From lock and key to molecular diplomacy: understanding pollen recognition and discrimination in brassicaceae.

Hybridization barriers in Brassicaceae play a pivotal role in governing reproductive success and maintaining speciation. In this perspective, we highlight recent advances revealing the intricate molecular mechanisms and the interplay among key players governing these barriers. Recent studies have shed light on the molecular mechanisms that govern hybridization barriers in Brassicaceae. The interplay between pollen coat proteins, stigmatic receptors, and signaling peptides plays a crucial role in determining the success of pollination. At the core of this system, autocrine stigmatic RALF peptides (sRALF) maintain the stigmatic barrier by activating the FERONIA (FER) and ANJEA (ANJ) receptor complex, triggering the RAC/ROP-RBOHD pathway and subsequent reactive oxygen species (ROS) production. It is now established that incompatible pollen rejection is mediated by two parallel pathways: the FER-RAC/ROP-RBOHD pathway, which generates ROS, and the ARC1-mediated pathway, which degrades compatible factors required for pollen growth. Conversely, compatible pollen overcomes the stigmatic barrier through the action of pollen coat proteins (PCP-B) and paracrine pollen-derived RALF peptides (pRALF), which compete with autocrine sRALF for receptor binding, enabling successful pollen hydration and tube penetration.

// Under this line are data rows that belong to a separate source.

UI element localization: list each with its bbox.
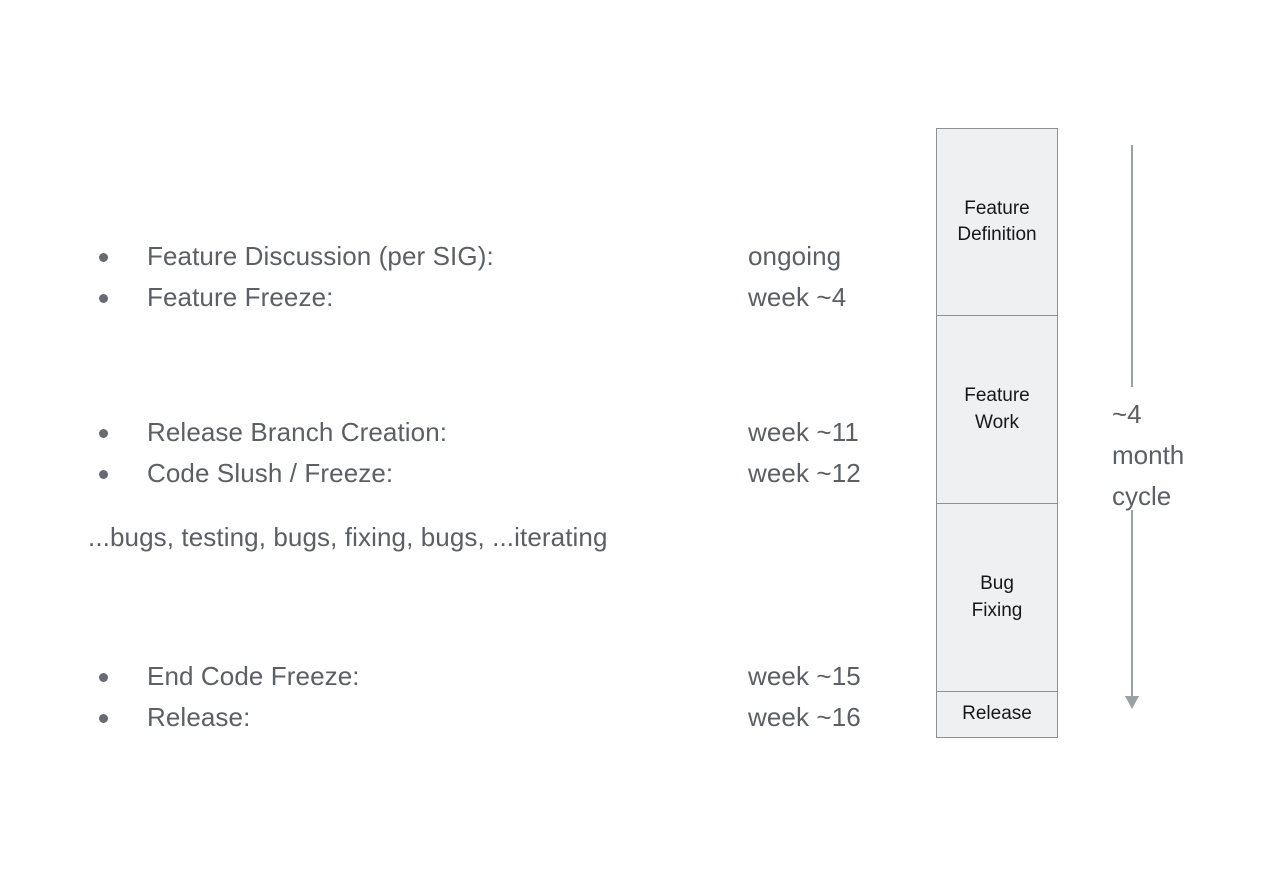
milestone-value: ongoing bbox=[748, 236, 841, 277]
milestone-value: week ~11 bbox=[748, 412, 859, 453]
milestone-label: Release Branch Creation: bbox=[147, 412, 447, 453]
phase-segment-label-line2: Work bbox=[975, 412, 1019, 433]
phase-segment-label: Feature Definition bbox=[957, 196, 1036, 248]
bullet-dot-icon bbox=[99, 253, 108, 262]
iterating-note: ...bugs, testing, bugs, fixing, bugs, ..… bbox=[88, 522, 608, 553]
phase-segment-label-line2: Definition bbox=[957, 224, 1036, 245]
phase-segment-feature-work: Feature Work bbox=[937, 316, 1057, 504]
bullet-dot-icon bbox=[99, 294, 108, 303]
phase-segment-label: Release bbox=[962, 701, 1032, 727]
milestone-label: Release: bbox=[147, 697, 250, 738]
milestone-label: End Code Freeze: bbox=[147, 656, 360, 697]
phase-segment-label-line2: Fixing bbox=[972, 600, 1023, 621]
phase-segment-label-line1: Release bbox=[962, 703, 1032, 724]
bullet-dot-icon bbox=[99, 429, 108, 438]
phase-segment-label-line1: Feature bbox=[964, 198, 1029, 219]
cycle-duration-line2: month bbox=[1112, 435, 1184, 476]
phase-segment-label-line1: Feature bbox=[964, 385, 1029, 406]
bullet-dot-icon bbox=[99, 673, 108, 682]
cycle-duration-line1: ~4 bbox=[1112, 394, 1184, 435]
cycle-arrow-line-bottom bbox=[1131, 510, 1133, 698]
cycle-arrowhead-icon bbox=[1125, 696, 1139, 709]
bullet-dot-icon bbox=[99, 470, 108, 479]
milestone-label: Code Slush / Freeze: bbox=[147, 453, 393, 494]
phase-segment-label: Feature Work bbox=[964, 383, 1029, 435]
cycle-arrow-line-top bbox=[1131, 145, 1133, 387]
phase-segment-feature-definition: Feature Definition bbox=[937, 129, 1057, 316]
milestone-label: Feature Freeze: bbox=[147, 277, 333, 318]
cycle-duration-label: ~4 month cycle bbox=[1112, 394, 1184, 517]
milestone-value: week ~4 bbox=[748, 277, 846, 318]
bullet-dot-icon bbox=[99, 714, 108, 723]
cycle-annotation: ~4 month cycle bbox=[1090, 128, 1240, 738]
phase-bar: Feature Definition Feature Work Bug Fixi… bbox=[936, 128, 1058, 738]
phase-segment-bug-fixing: Bug Fixing bbox=[937, 504, 1057, 692]
phase-segment-label: Bug Fixing bbox=[972, 571, 1023, 623]
cycle-duration-line3: cycle bbox=[1112, 476, 1184, 517]
phase-segment-label-line1: Bug bbox=[980, 573, 1014, 594]
phase-segment-release: Release bbox=[937, 692, 1057, 736]
milestone-value: week ~16 bbox=[748, 697, 861, 738]
milestone-value: week ~12 bbox=[748, 453, 861, 494]
slide-canvas: Feature Discussion (per SIG): ongoing Fe… bbox=[0, 0, 1280, 895]
milestone-value: week ~15 bbox=[748, 656, 861, 697]
milestone-label: Feature Discussion (per SIG): bbox=[147, 236, 494, 277]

The "lock-and-key" mechanism involving sRALF and pRALF provides species-specific recognition of compatible pollen. These findings offer valuable insights into the molecular basis of hybridization barriers and open new possibilities for overcoming these barriers in interspecific and intergeneric crosses within Brassicaceae, with potential applications in plant breeding and crop improvement. Future research should focus on elucidating the evolutionary dynamics of these signaling pathways and exploring their manipulation for crop breeding purposes.